The three of us became a family in that moment when the embryo that would become Yogi nestled into my wife's body while the two of us held hands and hoped. We loved that little boy into this world and that is an important piece of what makes us a family.
Click hereto read thoughts on the same topic by the ladies at That's A Lot of Essess.
8 comments:
Very nice. But this alone FTW: I actually found myself going to bat for one donor because his favorite animals were monkeys and he liked pizza. ;-)
I think it's good that you found out about your preferred KD's thoughts after he had a child. I think it would've been awful to have found that out after he donated to you and wanted to take on a bigger role than you would've liked.
"we loved that little boy into the world" - best phrase ever.
What a great post!
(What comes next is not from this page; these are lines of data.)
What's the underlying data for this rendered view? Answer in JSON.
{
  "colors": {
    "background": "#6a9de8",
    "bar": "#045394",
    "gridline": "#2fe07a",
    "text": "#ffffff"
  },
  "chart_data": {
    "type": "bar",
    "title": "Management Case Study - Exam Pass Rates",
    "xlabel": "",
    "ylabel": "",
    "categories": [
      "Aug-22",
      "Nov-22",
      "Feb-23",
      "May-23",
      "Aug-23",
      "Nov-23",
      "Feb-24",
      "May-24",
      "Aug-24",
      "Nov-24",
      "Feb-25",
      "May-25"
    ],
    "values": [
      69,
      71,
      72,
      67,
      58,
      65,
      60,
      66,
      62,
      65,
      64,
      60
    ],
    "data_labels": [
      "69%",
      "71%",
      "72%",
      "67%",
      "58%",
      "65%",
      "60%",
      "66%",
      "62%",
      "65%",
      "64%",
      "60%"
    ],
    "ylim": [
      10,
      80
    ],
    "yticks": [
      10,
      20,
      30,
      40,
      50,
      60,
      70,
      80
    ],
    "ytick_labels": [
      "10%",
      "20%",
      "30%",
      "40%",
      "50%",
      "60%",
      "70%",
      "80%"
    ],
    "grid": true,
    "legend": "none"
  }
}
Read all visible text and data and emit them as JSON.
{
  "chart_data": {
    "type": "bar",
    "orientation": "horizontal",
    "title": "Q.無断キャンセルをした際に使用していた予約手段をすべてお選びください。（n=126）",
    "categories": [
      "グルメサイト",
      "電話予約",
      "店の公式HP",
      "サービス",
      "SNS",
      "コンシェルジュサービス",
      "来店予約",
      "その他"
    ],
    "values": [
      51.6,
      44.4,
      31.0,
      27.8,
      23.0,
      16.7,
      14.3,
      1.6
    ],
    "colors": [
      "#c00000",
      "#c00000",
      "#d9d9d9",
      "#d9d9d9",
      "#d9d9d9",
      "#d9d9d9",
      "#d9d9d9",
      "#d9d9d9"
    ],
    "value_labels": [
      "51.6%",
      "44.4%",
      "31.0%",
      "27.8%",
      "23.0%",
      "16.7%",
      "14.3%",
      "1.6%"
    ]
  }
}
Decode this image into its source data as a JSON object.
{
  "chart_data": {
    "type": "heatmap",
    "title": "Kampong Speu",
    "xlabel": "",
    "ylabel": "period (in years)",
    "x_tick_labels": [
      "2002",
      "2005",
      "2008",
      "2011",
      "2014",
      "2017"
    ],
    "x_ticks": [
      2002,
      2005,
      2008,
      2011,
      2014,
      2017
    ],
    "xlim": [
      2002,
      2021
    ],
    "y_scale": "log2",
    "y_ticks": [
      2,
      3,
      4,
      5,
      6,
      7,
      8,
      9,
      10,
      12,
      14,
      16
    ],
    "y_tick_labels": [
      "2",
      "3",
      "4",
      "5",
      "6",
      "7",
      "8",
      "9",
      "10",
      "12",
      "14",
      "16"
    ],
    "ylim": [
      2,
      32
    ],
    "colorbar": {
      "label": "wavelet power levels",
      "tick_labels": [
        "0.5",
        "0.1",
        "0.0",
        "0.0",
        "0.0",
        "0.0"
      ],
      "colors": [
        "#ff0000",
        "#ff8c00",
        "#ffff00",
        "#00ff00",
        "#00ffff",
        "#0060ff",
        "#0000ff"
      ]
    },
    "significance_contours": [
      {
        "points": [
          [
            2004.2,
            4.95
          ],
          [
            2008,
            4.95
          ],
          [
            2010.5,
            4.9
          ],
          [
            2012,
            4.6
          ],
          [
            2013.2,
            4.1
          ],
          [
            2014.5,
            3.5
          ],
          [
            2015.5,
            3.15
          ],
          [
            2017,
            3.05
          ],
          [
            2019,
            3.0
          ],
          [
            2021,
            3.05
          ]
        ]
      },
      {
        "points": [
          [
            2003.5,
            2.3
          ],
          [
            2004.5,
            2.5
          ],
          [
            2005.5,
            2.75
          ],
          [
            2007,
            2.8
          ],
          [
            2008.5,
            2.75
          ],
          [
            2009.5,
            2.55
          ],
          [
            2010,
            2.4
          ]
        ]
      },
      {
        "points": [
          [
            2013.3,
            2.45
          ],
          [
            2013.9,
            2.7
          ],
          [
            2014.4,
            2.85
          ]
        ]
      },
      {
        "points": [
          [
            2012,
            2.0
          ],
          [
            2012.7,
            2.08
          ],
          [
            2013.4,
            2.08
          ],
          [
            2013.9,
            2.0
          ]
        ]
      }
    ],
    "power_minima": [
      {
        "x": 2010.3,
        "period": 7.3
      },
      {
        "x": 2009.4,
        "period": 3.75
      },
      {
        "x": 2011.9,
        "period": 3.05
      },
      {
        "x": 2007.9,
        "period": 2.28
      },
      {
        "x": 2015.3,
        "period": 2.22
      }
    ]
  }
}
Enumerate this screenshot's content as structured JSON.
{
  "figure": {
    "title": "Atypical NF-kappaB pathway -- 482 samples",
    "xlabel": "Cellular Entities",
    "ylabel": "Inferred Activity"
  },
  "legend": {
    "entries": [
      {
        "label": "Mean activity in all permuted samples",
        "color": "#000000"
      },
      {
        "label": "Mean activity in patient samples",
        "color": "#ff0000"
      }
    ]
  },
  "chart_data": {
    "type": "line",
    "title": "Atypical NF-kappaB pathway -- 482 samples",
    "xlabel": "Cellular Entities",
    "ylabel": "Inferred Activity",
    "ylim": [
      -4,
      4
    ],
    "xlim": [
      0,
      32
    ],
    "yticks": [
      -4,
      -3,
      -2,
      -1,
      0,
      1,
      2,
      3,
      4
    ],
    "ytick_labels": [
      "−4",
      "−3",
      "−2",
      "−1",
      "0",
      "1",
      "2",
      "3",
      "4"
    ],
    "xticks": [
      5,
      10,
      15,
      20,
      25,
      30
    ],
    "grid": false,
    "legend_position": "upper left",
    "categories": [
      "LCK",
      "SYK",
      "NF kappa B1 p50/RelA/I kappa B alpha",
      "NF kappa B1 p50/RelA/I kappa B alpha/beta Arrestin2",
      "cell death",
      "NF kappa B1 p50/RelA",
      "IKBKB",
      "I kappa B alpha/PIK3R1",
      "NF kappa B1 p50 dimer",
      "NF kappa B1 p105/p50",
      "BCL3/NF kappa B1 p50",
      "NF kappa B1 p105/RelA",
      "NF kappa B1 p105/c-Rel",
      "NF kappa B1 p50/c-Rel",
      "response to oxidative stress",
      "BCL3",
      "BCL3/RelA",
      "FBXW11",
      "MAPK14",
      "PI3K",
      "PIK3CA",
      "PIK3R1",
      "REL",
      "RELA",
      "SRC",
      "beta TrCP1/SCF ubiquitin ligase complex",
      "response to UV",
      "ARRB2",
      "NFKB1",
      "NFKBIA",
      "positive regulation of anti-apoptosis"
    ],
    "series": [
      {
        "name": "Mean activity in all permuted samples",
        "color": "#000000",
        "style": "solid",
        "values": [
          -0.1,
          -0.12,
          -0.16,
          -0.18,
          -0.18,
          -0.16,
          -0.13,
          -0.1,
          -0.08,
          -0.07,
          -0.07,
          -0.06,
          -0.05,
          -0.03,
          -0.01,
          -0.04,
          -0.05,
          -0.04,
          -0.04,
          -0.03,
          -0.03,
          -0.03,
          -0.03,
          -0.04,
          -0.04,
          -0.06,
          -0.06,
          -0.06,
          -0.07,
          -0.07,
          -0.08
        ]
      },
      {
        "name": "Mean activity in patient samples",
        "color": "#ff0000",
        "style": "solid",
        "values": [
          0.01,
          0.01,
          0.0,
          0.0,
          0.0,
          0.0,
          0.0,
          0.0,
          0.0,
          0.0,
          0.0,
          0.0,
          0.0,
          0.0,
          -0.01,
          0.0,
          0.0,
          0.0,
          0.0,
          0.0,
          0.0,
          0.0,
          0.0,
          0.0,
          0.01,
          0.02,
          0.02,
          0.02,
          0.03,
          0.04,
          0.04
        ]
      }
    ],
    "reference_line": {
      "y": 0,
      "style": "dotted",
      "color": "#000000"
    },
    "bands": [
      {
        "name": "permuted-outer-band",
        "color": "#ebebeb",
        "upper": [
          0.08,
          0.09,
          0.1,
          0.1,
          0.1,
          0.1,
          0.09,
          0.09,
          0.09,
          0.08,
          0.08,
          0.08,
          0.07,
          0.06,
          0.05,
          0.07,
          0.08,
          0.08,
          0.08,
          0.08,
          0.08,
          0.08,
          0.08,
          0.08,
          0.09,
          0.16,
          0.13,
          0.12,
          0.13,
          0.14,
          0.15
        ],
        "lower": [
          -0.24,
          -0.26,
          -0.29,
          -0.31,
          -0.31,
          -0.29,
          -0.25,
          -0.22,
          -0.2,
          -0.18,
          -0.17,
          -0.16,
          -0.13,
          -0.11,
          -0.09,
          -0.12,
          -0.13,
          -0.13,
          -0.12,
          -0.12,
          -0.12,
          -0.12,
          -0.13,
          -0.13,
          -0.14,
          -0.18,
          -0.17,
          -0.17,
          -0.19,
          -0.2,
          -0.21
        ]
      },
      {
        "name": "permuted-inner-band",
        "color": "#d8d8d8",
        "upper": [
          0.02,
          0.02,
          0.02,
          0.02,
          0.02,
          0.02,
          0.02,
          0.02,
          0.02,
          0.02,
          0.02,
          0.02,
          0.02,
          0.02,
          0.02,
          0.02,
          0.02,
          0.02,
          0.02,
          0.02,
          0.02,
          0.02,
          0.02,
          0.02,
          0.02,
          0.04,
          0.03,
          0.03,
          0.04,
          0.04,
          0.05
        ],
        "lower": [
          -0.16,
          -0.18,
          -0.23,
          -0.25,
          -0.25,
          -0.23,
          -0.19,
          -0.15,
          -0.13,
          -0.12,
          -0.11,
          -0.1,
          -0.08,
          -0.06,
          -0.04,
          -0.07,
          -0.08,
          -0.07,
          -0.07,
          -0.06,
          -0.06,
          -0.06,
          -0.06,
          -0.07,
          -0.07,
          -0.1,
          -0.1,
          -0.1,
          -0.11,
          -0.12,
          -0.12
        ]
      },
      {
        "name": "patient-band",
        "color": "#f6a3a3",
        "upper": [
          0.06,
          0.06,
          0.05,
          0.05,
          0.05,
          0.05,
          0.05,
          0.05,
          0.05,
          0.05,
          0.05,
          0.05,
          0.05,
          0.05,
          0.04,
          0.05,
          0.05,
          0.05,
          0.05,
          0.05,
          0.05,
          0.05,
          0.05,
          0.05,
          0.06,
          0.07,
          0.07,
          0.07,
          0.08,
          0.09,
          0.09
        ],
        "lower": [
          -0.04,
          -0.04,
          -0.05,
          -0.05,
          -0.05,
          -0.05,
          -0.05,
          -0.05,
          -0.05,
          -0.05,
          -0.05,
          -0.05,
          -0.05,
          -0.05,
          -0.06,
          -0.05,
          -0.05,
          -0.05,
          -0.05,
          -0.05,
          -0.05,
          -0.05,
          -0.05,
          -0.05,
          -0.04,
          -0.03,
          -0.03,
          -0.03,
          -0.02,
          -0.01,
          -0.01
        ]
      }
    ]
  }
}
Choosing a donor is such a strange exercise. I found the most interesting part to be the fact that he fades far into the background once your baby is placed in your arms. He took up so much brainspace pre-baby that it was weird to realize that in all the ways that truly matter, he was rather insignificant.
loved reading this post - the 2nd to last paragraph really spoke to me; we feel the same way about our kids :)
Wonderful, wonderful post! Even brought a tightening in the throat and a welling of the eyes...so sweet! (I'm PMSing..yeah!) The love of a child no matter how they got here...is amazing! Thanks for sharing!
I agree: "we loved that little boy into this world" IS the best phrase ever.
And I'm thinking of you today. Not sure when your next ultrasound is, but I deeply hope the underdog is going strong in there. (I hope this for both of them, of course. I'm just sending extra fierceness to the little guy.) R.
Just found your blog through the carnival. LOVE IT. Great post for me to stumble upon. Thanks for sharing your thoughts, and congrats on TTC #2 (and 3!).
Hi, nice post. Well what can I say is that these is an interesting and very informative topic. Thanks for sharing your ideas, its not just entertaining but also gives your reader knowledge. Good blogs style too, Cheers!